Now the same team has taken it a step further to discover a unique 'BO enzyme' found only within these bacteria. It is he who is responsible for the characteristic odor that affects commuters most used to wash themselves, forced to suffer the scents on crowded public transport.
Specialty: bad smell
This new research highlights how certain bacteria developed a specialized enzyme to produce some of the key molecules that we recognize as BO.
The first author of the (serious) research published in Scientific Reports is the doctor Michelle Rudden of the Department of Biology of the University of York. Dr Rudden said: “Decoding the structure of this 'BO enzyme' has allowed us to identify the molecular passage within some bacteria that produce odor molecules. This is a key advance in understanding how body odor works and will allow the development of targeted inhibitors that stop BO production at the source without damaging the underarm microbiome. ”

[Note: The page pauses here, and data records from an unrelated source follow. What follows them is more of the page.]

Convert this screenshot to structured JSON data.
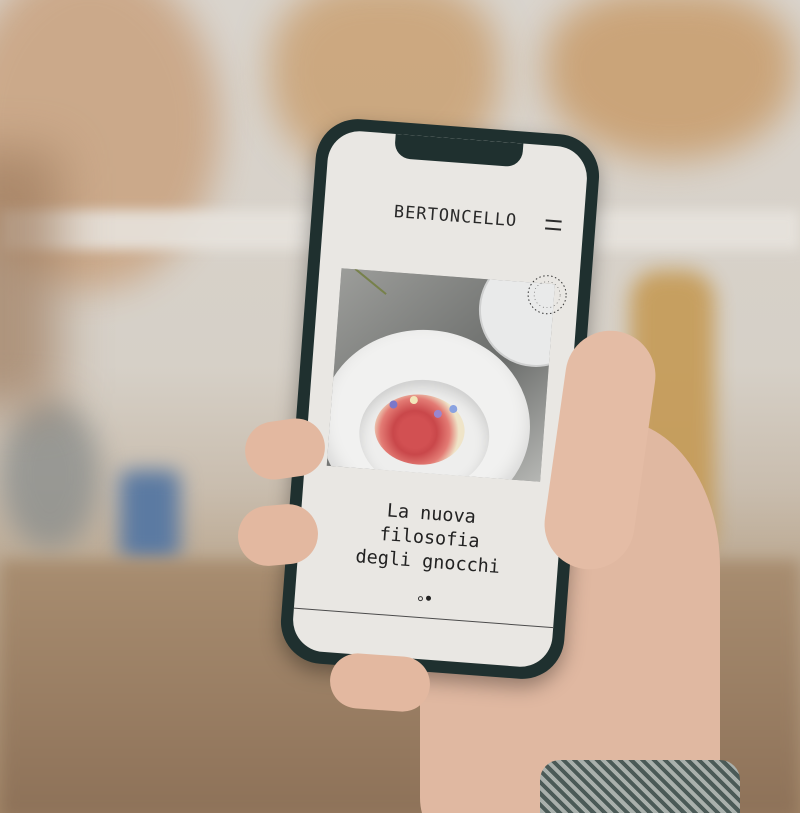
{
  "app": {
    "brand": "BERTONCELLO",
    "menu_icon": "hamburger-icon"
  },
  "hero": {
    "image_subject": "gnocchi-dish-photo",
    "stamp_icon": "circular-badge-icon",
    "headline_lines": [
      "La nuova",
      "filosofia",
      "degli gnocchi"
    ]
  },
  "carousel": {
    "slide_count": 2,
    "active_index": 1
  },
  "colors": {
    "screen_bg": "#e9e7e3",
    "text": "#222222",
    "phone_frame": "#1f302f",
    "accent_food": "#d25052"
  }
}
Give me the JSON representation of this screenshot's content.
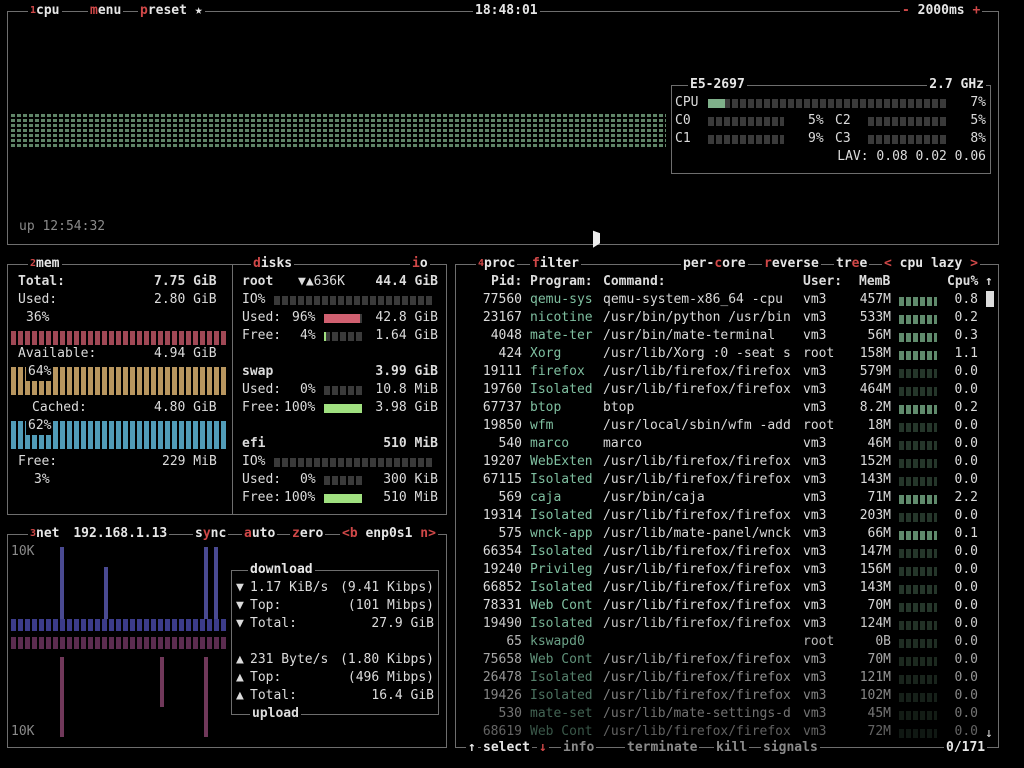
{
  "cpu": {
    "title_label": "cpu",
    "menu_label": "menu",
    "preset_label": "preset ★",
    "clock": "18:48:01",
    "interval": "2000ms",
    "minus": "-",
    "plus": "+",
    "uptime": "up 12:54:32",
    "model": "E5-2697",
    "freq": "2.7 GHz",
    "total_label": "CPU",
    "total_pct": "7%",
    "total_value": 0.07,
    "cores": [
      {
        "label": "C0",
        "pct": "5%",
        "value": 0.05
      },
      {
        "label": "C1",
        "pct": "9%",
        "value": 0.09
      },
      {
        "label": "C2",
        "pct": "5%",
        "value": 0.05
      },
      {
        "label": "C3",
        "pct": "8%",
        "value": 0.08
      }
    ],
    "load_avg": "LAV: 0.08 0.02 0.06"
  },
  "mem": {
    "title": "mem",
    "total_label": "Total:",
    "total_value": "7.75 GiB",
    "used_label": "Used:",
    "used_value": "2.80 GiB",
    "used_pct": "36%",
    "avail_label": "Available:",
    "avail_value": "4.94 GiB",
    "avail_pct": "64%",
    "cached_label": "Cached:",
    "cached_value": "4.80 GiB",
    "cached_pct": "62%",
    "free_label": "Free:",
    "free_value": "229 MiB",
    "free_pct": "3%"
  },
  "disks": {
    "title": "disks",
    "io_label": "io",
    "groups": [
      {
        "name": "root",
        "rate": "▼▲636K",
        "size": "44.4 GiB",
        "io_label": "IO%",
        "used_label": "Used:",
        "used_pct": "96%",
        "used_value": "42.8 GiB",
        "used_fill": 0.96,
        "free_label": "Free:",
        "free_pct": "4%",
        "free_value": "1.64 GiB",
        "free_fill": 0.04
      },
      {
        "name": "swap",
        "rate": "",
        "size": "3.99 GiB",
        "io_label": "",
        "used_label": "Used:",
        "used_pct": "0%",
        "used_value": "10.8 MiB",
        "used_fill": 0.0,
        "free_label": "Free:",
        "free_pct": "100%",
        "free_value": "3.98 GiB",
        "free_fill": 1.0
      },
      {
        "name": "efi",
        "rate": "",
        "size": "510 MiB",
        "io_label": "IO%",
        "used_label": "Used:",
        "used_pct": "0%",
        "used_value": "300 KiB",
        "used_fill": 0.0,
        "free_label": "Free:",
        "free_pct": "100%",
        "free_value": "510 MiB",
        "free_fill": 1.0
      }
    ]
  },
  "net": {
    "title": "net",
    "ip": "192.168.1.13",
    "sync": "sync",
    "auto": "auto",
    "zero": "zero",
    "prev": "<b",
    "iface": "enp0s1",
    "next": "n>",
    "scale_top": "10K",
    "scale_bottom": "10K",
    "download_label": "download",
    "upload_label": "upload",
    "down_rate": "1.17 KiB/s",
    "down_rate_bits": "(9.41 Kibps)",
    "down_top_label": "Top:",
    "down_top": "(101 Mibps)",
    "down_total_label": "Total:",
    "down_total": "27.9 GiB",
    "up_rate": "231 Byte/s",
    "up_rate_bits": "(1.80 Kibps)",
    "up_top_label": "Top:",
    "up_top": "(496 Mibps)",
    "up_total_label": "Total:",
    "up_total": "16.4 GiB"
  },
  "proc": {
    "title": "proc",
    "filter": "filter",
    "per_core": "per-core",
    "reverse": "reverse",
    "tree": "tree",
    "sort_prev": "<",
    "sort_field": "cpu lazy",
    "sort_next": ">",
    "headers": {
      "pid": "Pid:",
      "program": "Program:",
      "command": "Command:",
      "user": "User:",
      "mem": "MemB",
      "cpu": "Cpu%"
    },
    "rows": [
      {
        "pid": "77560",
        "program": "qemu-sys",
        "command": "qemu-system-x86_64 -cpu",
        "user": "vm3",
        "mem": "457M",
        "cpu": "0.8"
      },
      {
        "pid": "23167",
        "program": "nicotine",
        "command": "/usr/bin/python /usr/bin",
        "user": "vm3",
        "mem": "533M",
        "cpu": "0.2"
      },
      {
        "pid": "4048",
        "program": "mate-ter",
        "command": "/usr/bin/mate-terminal",
        "user": "vm3",
        "mem": "56M",
        "cpu": "0.3"
      },
      {
        "pid": "424",
        "program": "Xorg",
        "command": "/usr/lib/Xorg :0 -seat s",
        "user": "root",
        "mem": "158M",
        "cpu": "1.1"
      },
      {
        "pid": "19111",
        "program": "firefox",
        "command": "/usr/lib/firefox/firefox",
        "user": "vm3",
        "mem": "579M",
        "cpu": "0.0"
      },
      {
        "pid": "19760",
        "program": "Isolated",
        "command": "/usr/lib/firefox/firefox",
        "user": "vm3",
        "mem": "464M",
        "cpu": "0.0"
      },
      {
        "pid": "67737",
        "program": "btop",
        "command": "btop",
        "user": "vm3",
        "mem": "8.2M",
        "cpu": "0.2"
      },
      {
        "pid": "19850",
        "program": "wfm",
        "command": "/usr/local/sbin/wfm -add",
        "user": "root",
        "mem": "18M",
        "cpu": "0.0"
      },
      {
        "pid": "540",
        "program": "marco",
        "command": "marco",
        "user": "vm3",
        "mem": "46M",
        "cpu": "0.0"
      },
      {
        "pid": "19207",
        "program": "WebExten",
        "command": "/usr/lib/firefox/firefox",
        "user": "vm3",
        "mem": "152M",
        "cpu": "0.0"
      },
      {
        "pid": "67115",
        "program": "Isolated",
        "command": "/usr/lib/firefox/firefox",
        "user": "vm3",
        "mem": "143M",
        "cpu": "0.0"
      },
      {
        "pid": "569",
        "program": "caja",
        "command": "/usr/bin/caja",
        "user": "vm3",
        "mem": "71M",
        "cpu": "2.2"
      },
      {
        "pid": "19314",
        "program": "Isolated",
        "command": "/usr/lib/firefox/firefox",
        "user": "vm3",
        "mem": "203M",
        "cpu": "0.0"
      },
      {
        "pid": "575",
        "program": "wnck-app",
        "command": "/usr/lib/mate-panel/wnck",
        "user": "vm3",
        "mem": "66M",
        "cpu": "0.1"
      },
      {
        "pid": "66354",
        "program": "Isolated",
        "command": "/usr/lib/firefox/firefox",
        "user": "vm3",
        "mem": "147M",
        "cpu": "0.0"
      },
      {
        "pid": "19240",
        "program": "Privileg",
        "command": "/usr/lib/firefox/firefox",
        "user": "vm3",
        "mem": "156M",
        "cpu": "0.0"
      },
      {
        "pid": "66852",
        "program": "Isolated",
        "command": "/usr/lib/firefox/firefox",
        "user": "vm3",
        "mem": "143M",
        "cpu": "0.0"
      },
      {
        "pid": "78331",
        "program": "Web Cont",
        "command": "/usr/lib/firefox/firefox",
        "user": "vm3",
        "mem": "70M",
        "cpu": "0.0"
      },
      {
        "pid": "19490",
        "program": "Isolated",
        "command": "/usr/lib/firefox/firefox",
        "user": "vm3",
        "mem": "124M",
        "cpu": "0.0"
      },
      {
        "pid": "65",
        "program": "kswapd0",
        "command": "",
        "user": "root",
        "mem": "0B",
        "cpu": "0.0"
      },
      {
        "pid": "75658",
        "program": "Web Cont",
        "command": "/usr/lib/firefox/firefox",
        "user": "vm3",
        "mem": "70M",
        "cpu": "0.0"
      },
      {
        "pid": "26478",
        "program": "Isolated",
        "command": "/usr/lib/firefox/firefox",
        "user": "vm3",
        "mem": "121M",
        "cpu": "0.0"
      },
      {
        "pid": "19426",
        "program": "Isolated",
        "command": "/usr/lib/firefox/firefox",
        "user": "vm3",
        "mem": "102M",
        "cpu": "0.0"
      },
      {
        "pid": "530",
        "program": "mate-set",
        "command": "/usr/lib/mate-settings-d",
        "user": "vm3",
        "mem": "45M",
        "cpu": "0.0"
      },
      {
        "pid": "68619",
        "program": "Web Cont",
        "command": "/usr/lib/firefox/firefox",
        "user": "vm3",
        "mem": "72M",
        "cpu": "0.0"
      }
    ],
    "footer": {
      "up_arrow": "↑",
      "select": "select",
      "down_arrow": "↓",
      "info": "info",
      "terminate": "terminate",
      "kill": "kill",
      "signals": "signals",
      "count": "0/171"
    }
  },
  "colors": {
    "border": "#6e6e6e",
    "accent_red": "#d04848",
    "cpu_graph": "#7fb08a",
    "mem_used": "#c85a6a",
    "mem_avail": "#d8b070",
    "mem_cached": "#5fb8d8",
    "mem_free": "#70b890"
  }
}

Punish the guilty, protect the innocent
The armpit houses a diverse community of bacteria that is part of the skin's natural microbiome. This research highlights Staphylococcus hominis as the main suspect among the microbes that produce body odor.
Researchers state that this "BO enzyme" was present in S. hominis long before the emergence of Homo sapiens as a species. This suggests that this bad smell existed even before the evolution of modern humans.
In the past it may have played an important role in communication between ancestral primates.